— В чем дело? Ты почему одеваешься? — резко, почти враждебно спросила Лотти Хершель.

— Я ухожу, — сказала я. — Еду домой. Ты знаешь, я ненавижу больницы.

Должна сказать, это небольшое удовольствие — одеваться с повязками на обеих руках.

— Надо было сжечь эти тряпки, — холодно произнесла Лотти. — Воняют ужасно. Я, кажется, сейчас задохнусь.

— По-видимому, это сочетание крови и дыма, — пояснила я, — а может быть, еще и пота. Пока тянула эти веревки, вся изошла потом.

Лотти с отвращением раздувала ноздри.

— Тем более снять все это и сжечь. Ну как доктор Хомерин будет тебя осматривать, если от тебя так несет?

Я еще раньше заметила терпеливо стоявшего за спиной у Лотти худощавого человека средних лет, но решила, что это тоже пациент, жаждущий послушать о моих ногах. И голове тоже.

— Не нужны мне больше никакие чертовы осмотры, — проворчала я. — Я здесь всего сутки, и за это время кто только не осматривал меня.

— Мец Хомерин — невропатолог.
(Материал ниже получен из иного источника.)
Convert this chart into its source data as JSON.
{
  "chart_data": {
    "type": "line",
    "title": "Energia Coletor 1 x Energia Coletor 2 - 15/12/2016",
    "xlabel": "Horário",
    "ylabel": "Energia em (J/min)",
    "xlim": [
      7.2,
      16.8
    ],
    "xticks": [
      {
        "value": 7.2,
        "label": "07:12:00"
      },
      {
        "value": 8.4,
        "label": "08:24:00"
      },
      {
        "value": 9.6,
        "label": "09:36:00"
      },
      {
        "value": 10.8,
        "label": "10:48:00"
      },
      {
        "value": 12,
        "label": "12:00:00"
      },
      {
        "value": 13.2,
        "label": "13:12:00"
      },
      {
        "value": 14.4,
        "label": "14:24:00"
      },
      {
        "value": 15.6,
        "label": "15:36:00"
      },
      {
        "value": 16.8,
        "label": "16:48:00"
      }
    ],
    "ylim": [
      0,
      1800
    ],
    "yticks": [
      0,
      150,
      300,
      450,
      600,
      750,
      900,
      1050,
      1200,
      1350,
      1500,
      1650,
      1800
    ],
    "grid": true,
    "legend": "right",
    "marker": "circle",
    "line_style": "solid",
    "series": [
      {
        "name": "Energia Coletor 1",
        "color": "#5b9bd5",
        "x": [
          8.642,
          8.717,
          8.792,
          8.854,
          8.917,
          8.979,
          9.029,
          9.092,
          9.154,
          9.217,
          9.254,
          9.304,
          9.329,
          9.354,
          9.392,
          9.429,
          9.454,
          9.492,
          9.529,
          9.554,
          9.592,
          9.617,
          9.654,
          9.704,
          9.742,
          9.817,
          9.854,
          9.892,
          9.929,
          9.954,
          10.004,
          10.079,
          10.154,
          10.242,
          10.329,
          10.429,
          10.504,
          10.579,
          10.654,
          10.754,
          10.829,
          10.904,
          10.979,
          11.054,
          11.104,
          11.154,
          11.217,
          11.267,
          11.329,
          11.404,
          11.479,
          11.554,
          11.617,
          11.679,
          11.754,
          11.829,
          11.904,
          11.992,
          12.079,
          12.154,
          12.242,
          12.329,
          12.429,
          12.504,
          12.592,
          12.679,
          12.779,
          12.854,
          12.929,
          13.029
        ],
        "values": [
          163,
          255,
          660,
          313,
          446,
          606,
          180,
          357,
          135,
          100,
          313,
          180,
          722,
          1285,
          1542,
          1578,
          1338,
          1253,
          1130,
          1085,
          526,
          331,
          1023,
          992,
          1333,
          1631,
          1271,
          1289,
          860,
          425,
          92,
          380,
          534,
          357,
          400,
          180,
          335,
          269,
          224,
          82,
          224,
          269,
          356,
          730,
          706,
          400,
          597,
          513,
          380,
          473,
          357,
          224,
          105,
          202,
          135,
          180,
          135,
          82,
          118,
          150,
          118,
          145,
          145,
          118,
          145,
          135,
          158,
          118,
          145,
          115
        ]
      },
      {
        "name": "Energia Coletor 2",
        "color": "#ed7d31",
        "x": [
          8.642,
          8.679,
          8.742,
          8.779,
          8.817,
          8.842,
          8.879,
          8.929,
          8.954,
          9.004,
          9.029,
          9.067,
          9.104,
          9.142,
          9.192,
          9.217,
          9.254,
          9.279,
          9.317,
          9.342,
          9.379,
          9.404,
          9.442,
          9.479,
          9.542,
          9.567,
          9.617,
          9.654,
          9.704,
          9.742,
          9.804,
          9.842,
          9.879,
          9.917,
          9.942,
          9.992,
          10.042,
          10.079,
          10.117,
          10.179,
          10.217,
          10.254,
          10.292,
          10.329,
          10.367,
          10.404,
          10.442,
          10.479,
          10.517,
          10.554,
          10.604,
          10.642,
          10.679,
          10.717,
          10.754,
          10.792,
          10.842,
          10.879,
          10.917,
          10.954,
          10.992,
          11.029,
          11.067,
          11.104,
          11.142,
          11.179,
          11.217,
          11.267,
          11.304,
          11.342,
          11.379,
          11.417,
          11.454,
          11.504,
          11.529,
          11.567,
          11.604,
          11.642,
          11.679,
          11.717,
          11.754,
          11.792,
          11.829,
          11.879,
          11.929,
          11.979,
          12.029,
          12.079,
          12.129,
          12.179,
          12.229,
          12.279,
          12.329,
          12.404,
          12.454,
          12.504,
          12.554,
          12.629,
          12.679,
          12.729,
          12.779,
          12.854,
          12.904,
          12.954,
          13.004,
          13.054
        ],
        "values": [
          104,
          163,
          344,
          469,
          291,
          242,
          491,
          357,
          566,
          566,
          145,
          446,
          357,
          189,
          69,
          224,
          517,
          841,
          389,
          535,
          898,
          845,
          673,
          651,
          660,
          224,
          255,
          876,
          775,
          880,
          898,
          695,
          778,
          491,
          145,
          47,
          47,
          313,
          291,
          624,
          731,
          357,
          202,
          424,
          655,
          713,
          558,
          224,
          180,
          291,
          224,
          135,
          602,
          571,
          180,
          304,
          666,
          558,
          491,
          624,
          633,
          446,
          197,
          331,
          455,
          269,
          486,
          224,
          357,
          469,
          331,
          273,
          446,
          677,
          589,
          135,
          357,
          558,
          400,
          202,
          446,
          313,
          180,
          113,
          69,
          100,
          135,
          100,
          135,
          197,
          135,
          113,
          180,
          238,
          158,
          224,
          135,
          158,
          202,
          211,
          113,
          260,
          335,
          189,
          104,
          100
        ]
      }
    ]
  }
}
Ты получила сильный удар по голове. Я должна убедиться, что этот твой дубовый польский череп не пострадал.

— Со мной все в порядке, — с яростью произнесла я. — У меня нет галлюцинаций, я сама могу завязать себе шнурки, даже с закрытыми глазами, даже в этих вот бейсбольных перчатках. — Я показала на повязки. — Мне здесь больше делать нечего.

Лотти подошла ко мне вплотную. Черные глаза ее метали молнии. Она с трудом сдерживала себя.
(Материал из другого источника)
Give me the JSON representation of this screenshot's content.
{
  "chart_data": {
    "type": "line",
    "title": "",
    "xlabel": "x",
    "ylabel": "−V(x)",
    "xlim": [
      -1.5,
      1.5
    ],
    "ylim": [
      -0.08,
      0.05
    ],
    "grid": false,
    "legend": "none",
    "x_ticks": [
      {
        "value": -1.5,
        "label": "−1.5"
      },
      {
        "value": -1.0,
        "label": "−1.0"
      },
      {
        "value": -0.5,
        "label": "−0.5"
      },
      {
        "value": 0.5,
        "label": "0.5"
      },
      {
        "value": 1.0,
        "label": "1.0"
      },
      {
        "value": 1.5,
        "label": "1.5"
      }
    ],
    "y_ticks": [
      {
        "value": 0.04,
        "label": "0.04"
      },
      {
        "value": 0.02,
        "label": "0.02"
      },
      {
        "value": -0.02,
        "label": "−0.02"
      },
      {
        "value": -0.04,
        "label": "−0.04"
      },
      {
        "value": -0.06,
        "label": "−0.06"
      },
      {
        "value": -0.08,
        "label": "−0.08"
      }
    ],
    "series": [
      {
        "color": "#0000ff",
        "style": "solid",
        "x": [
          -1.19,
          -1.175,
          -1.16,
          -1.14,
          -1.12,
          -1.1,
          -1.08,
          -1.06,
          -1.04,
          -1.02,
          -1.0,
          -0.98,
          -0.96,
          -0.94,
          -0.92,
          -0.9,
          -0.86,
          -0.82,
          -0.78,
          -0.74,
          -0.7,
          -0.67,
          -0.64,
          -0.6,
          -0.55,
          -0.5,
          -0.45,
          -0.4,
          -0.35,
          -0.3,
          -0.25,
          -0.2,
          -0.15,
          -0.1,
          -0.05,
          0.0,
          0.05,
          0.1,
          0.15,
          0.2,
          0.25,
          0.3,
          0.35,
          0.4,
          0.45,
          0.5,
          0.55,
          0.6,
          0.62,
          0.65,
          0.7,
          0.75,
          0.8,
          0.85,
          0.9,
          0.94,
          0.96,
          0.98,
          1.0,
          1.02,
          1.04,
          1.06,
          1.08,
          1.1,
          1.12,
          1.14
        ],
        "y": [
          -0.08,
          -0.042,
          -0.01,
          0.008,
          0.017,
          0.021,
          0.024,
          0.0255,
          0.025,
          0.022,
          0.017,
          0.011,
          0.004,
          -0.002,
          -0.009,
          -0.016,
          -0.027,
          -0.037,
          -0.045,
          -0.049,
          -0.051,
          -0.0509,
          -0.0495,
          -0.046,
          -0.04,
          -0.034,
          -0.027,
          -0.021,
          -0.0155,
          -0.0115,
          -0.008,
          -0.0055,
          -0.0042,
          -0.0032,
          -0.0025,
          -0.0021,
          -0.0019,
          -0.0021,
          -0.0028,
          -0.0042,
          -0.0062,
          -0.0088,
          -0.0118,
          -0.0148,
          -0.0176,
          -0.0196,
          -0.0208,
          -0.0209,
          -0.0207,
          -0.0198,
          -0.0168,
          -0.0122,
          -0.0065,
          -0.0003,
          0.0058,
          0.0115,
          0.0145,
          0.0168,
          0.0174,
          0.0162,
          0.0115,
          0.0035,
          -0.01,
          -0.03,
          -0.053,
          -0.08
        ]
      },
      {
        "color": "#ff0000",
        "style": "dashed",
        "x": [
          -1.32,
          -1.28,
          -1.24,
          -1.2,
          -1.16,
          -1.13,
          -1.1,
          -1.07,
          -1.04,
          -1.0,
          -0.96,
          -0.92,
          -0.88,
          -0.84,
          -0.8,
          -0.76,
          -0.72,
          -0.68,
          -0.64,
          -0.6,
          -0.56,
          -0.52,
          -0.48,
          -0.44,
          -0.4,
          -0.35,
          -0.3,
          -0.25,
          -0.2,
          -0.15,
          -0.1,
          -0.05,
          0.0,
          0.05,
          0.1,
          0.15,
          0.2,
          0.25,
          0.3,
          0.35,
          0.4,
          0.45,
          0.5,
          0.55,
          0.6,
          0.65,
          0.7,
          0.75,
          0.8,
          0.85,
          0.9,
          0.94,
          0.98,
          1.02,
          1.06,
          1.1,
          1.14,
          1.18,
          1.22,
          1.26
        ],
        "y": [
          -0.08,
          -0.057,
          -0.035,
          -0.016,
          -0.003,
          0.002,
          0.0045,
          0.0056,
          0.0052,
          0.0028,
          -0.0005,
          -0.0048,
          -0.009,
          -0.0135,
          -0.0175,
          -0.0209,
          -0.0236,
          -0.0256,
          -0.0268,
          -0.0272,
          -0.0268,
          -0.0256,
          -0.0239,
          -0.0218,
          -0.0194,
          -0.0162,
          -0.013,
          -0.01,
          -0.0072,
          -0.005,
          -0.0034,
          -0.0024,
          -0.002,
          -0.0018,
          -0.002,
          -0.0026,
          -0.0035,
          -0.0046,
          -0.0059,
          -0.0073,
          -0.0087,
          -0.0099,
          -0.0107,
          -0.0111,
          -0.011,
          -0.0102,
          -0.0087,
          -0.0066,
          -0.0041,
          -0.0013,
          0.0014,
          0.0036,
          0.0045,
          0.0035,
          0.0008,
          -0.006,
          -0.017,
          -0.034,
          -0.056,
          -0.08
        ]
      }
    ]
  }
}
— Виктория, если ты сейчас же не разденешься и не ляжешь… Господи, я и сама не знаю, зачем трачу на тебя столько нервов. Это ведь уже третий раз! Третий раз ты являешься ко мне с травмами, которые любого нормального человека могут в гроб вогнать. Ты что, хочешь заработать болезнь Паркинсона или еще что-нибудь похлеще? Меня такая перспектива не устраивает, я не собираюсь возиться с тобой в старости, когда ты станешь полным инвалидом. Короче, или ты немедленно — слышишь, немедленно! — ложиться в постель, или я никогда больше не буду тебя лечить. Ты меня поняла?

Она была в такой ярости, что у меня задрожали колени. Я присела на кровать. Кровь застучала в висках.

— Я что, посылала за тобой? Это клиника Майкла Риза, а не «Бет Изрейэль», откуда нельзя уйти по собственному желанию. Нас с теткой пытались убить прошлой ночью. Ты хоть можешь себе представить, чего мне стоило выбраться оттуда? А ты тут приходишь и начинаешь ворчать, что от меня воняет. Да еще напоминаешь о болезни Паркинсона. Если таковы твои понятия о медицинской помощи, мне такая помощь не нужна.

Доктор Хомерин смущенно откашлялся.

— Мисс Варшавски, я понимаю, вы расстроены. Это последствия сотрясения мозга, ну и всего остального, что вам пришлось пережить. Но раз уж я здесь, позвольте мне осмотреть вас. И конечно, это будет удобнее сделать, если вы снимете свою одежду и наденете больничный халат.

Я кинула на него испепеляющий взгляд и ничего не ответила. Он повернулся к Лотти.

— Доктор Хершель… — проговорил он растерянно.

— Ладно! — бросила она, повернулась и вылетела из палаты.

Доктор Хомерин распустил штору вокруг моей кровати.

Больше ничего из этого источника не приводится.